Celebrating Child Rights On Children’s Day, By Toyin Saraki

image…A Promise To A Generation –
As our nation Nigeria marks 2015 Children’s Day, the Wellbeing Foundation Africa (WBFA) is reminded that the fulfillment of Nigeria’s promise as a nation will be measured in the fulfillment of our promise to our children and their rights as citizens.
WBFA welcomes Her Excellency Mrs. Aisha Muhammadu Buhari’s clarion call for the domestication and implementation of the Child Rights Act throughout the nation’s states. Since our successful advocacy for the passage of the Kwara State Child Rights Act in 2010, and essential support for the establishment and implementation of Kwara State’s Child Rights Implementation Committee (CRIC) and Child Protection Network (CPN), WBFA has sustained our efforts in this area through the ground-breaking IMNCH Personal Health Record (PHR), that accountably and qualitatively empowers children and ensures their right to a safe and clean birth; their right to be healthy, happy, and comfortable; their right to a balanced nutritious diet; their right to an education; their right to safe shelter; and their right to choose when to marry, as consenting adults, is fulfilled.
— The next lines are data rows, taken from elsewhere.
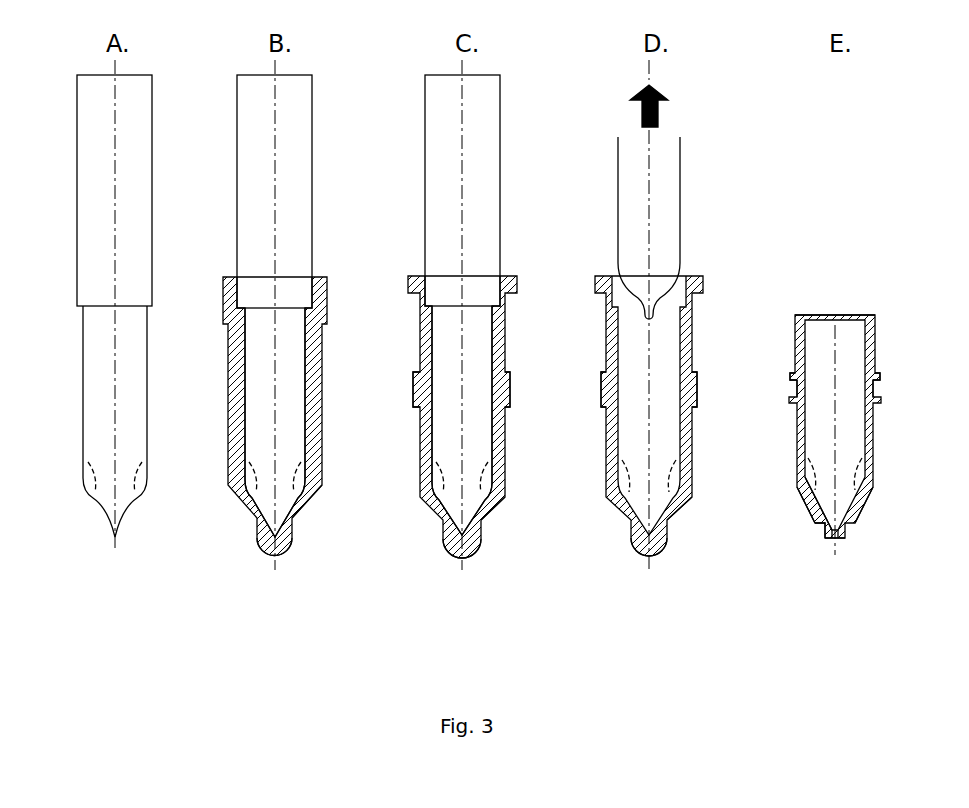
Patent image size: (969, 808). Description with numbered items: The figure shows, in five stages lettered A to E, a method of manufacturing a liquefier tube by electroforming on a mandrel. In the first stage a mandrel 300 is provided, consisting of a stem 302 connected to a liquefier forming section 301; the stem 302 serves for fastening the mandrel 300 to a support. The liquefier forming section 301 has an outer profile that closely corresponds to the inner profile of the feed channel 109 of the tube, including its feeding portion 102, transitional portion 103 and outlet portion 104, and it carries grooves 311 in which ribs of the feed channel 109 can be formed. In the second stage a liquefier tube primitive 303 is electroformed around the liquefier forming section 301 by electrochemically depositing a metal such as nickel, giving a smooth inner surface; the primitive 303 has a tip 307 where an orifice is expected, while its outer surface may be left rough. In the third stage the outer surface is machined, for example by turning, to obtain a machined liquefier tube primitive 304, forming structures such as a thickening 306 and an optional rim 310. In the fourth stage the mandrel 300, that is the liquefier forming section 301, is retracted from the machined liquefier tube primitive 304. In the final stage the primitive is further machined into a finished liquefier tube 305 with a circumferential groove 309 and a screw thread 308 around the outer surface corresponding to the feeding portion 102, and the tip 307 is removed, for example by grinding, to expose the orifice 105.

The mandrel 300 is at (160, 60).
The liquefier forming section 301 is at (417, 337).
The stem 302 is at (320, 191).
The liquefier tube primitive 303 is at (312, 507).
The machined liquefier tube primitive 304 is at (609, 533).
The finished liquefier tube 305 is at (806, 514).
The thickening 306 is at (646, 405).
The tip 307 is at (436, 581).
The screw thread 308 is at (794, 322).
The circumferential groove 309 is at (795, 388).
The rim 310 is at (496, 392).
The grooves 311 is at (450, 507).
The feeding portion 102 is at (782, 338).
The transitional portion 103 is at (787, 482).
The outlet portion 104 is at (819, 536).
The orifice 105 is at (833, 541).
The feed channel 109 is at (835, 313).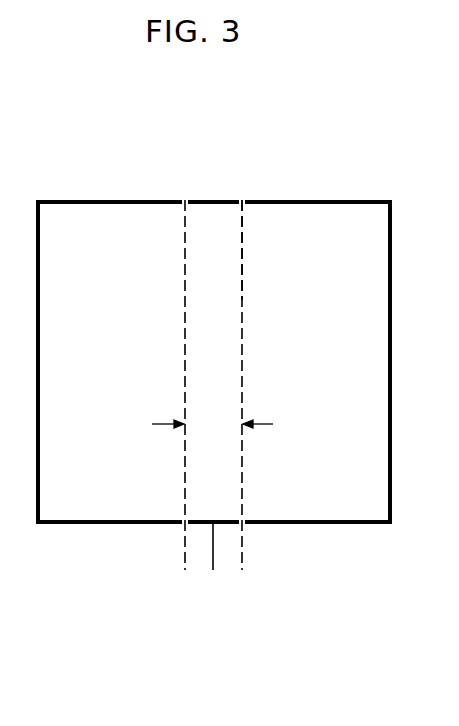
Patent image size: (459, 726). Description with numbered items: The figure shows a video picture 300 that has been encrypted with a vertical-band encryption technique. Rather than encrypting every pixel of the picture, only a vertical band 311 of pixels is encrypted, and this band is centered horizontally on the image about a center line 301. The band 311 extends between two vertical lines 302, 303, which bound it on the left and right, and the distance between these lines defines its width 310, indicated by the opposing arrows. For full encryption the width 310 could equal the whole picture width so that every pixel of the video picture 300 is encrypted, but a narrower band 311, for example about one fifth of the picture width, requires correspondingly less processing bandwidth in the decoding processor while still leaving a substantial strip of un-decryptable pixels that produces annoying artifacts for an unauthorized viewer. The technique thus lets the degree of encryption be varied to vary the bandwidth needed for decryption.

The video picture 300 is at (202, 115).
The center line 301 is at (213, 583).
The vertical line 302 is at (179, 562).
The vertical line 303 is at (246, 546).
The width 310 is at (245, 420).
The vertical band 311 is at (246, 286).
As Save The Children Nigeria’s Newborn Ambassador, our Founder-President, Her Excellency Mrs. Toyin Saraki is committed to ensuring the rights of newborns in the most vulnerable first 1000 days of childhood. Her work with the White Ribbon Alliance not only ensures the rights of mothers to respectful maternity care but also for a child’s right to be nurtured by skilled healthcare professionals, including midwives. And as Global Goodwill Ambassador for the International Confederation of Midwives (ICM), Her Excellency Mrs. Toyin Saraki believes that midwives can fulfill our nation’s promise to its children on their right to health.
Our frontline programmes, like the Alaafia Universal Health Coverage Fund (AUHCF) which provides health insurance to children under the age of five, their mothers, adolescent girls, people living with HIV/AIDS, and the elderly, and our work with Unilever on nutrition in Nigeria, as well as our partnership with Johnson & Johnson and the Liverpool School of Tropical Medicine to train healthcare professionals in emergency obstetric and newborn care skills, is rooted in the belief that children have the right to not only survive childbirth, but thrive in adulthood.
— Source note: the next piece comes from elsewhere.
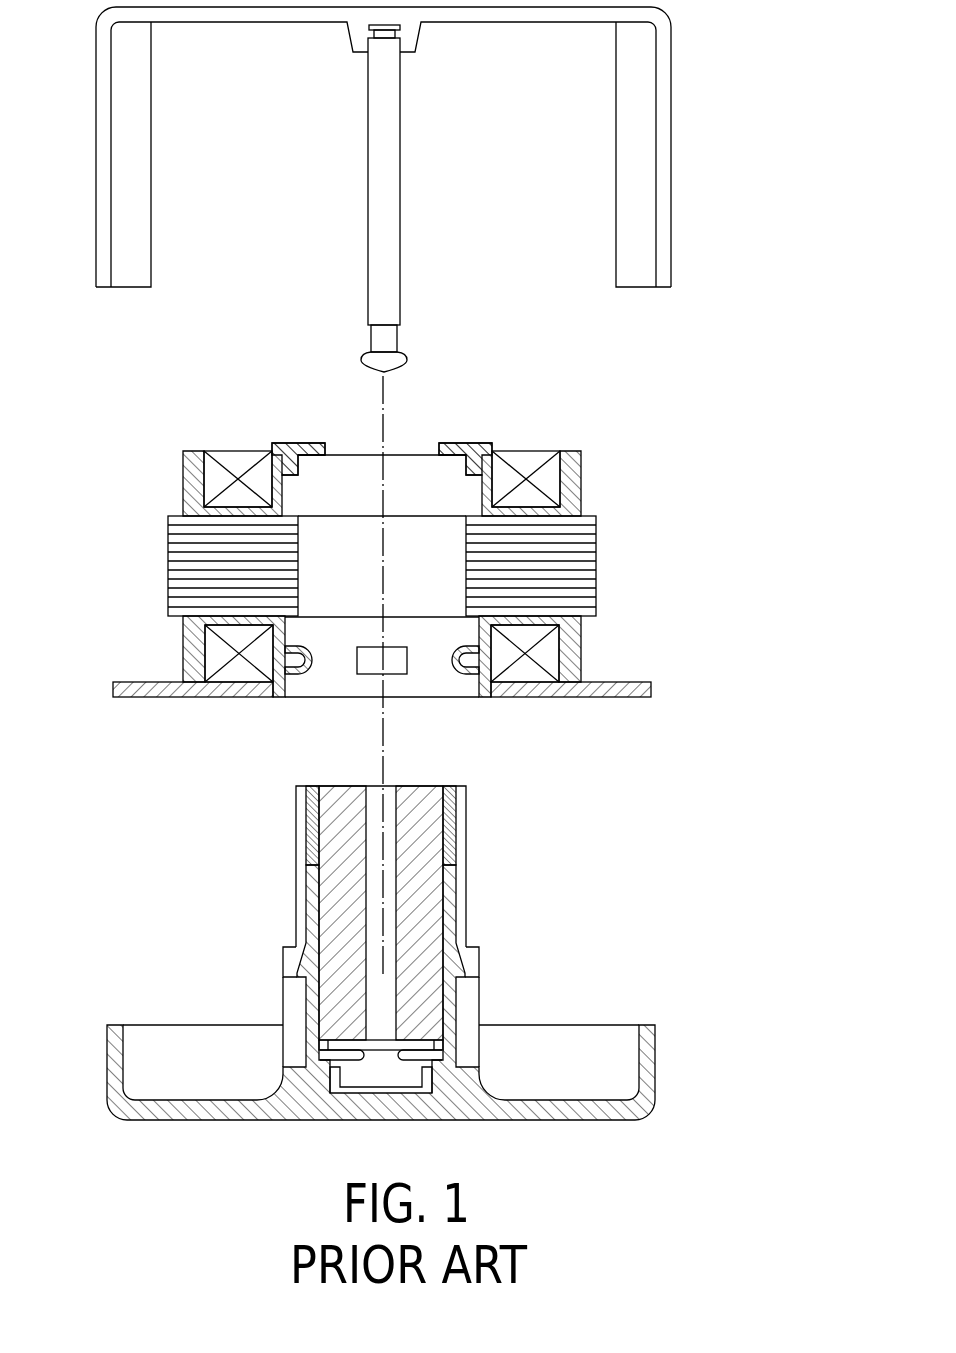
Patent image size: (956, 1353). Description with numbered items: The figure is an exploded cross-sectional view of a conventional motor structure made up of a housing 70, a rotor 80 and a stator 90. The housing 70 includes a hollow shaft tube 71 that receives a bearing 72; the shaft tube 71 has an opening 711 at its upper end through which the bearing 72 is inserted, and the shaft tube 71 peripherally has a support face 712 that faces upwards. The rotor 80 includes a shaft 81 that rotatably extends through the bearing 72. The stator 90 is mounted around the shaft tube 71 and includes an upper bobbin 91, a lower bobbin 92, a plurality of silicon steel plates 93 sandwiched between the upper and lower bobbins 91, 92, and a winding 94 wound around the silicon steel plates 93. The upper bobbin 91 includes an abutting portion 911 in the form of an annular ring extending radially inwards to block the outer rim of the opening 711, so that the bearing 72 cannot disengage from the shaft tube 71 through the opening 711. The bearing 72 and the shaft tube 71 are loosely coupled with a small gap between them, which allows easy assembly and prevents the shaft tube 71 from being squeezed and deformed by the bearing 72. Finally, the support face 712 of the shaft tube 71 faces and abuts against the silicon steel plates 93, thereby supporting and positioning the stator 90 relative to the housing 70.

This includes our special advocacy for adolescent girls, as WBFA believes that ensuring the rights of our young girls can have a significant impact on our nation’s progress. We have long worked with the Girls, Not Brides movement to end child marriage in Nigeria, and we are pleased to announce that WBFA’s Technical and Policy Lead, Dr Luther-King Fasehun attended the Girls, Not Brides Summit in Morocco to develop policies that will protect the rights of adolescent girls around the world.
As we have witnessed with the kidnapping of over 200 girls from Chibok, it is now more important than ever to protect the right of adolescent girls to a safe education. On this Children’s Day, our prayers are with the families of the Chibok girls, and children in Internally Displaced Persons camps in northern Nigeria, and our externally displaced refugees, who live in uncertainty about their future, and the threat to their rights at the hands of Boko Haram’s violence.
Ensuring that our promise to our children and their rights as citizens will be fulfilled is not an easy task and will require hard work over the coming years. But in the words of our Founder-President, “each new birth, each immunization, each balanced meal, and each child registered in education is a fresh chance to ensure that every part of our nation is truly fit for a child.”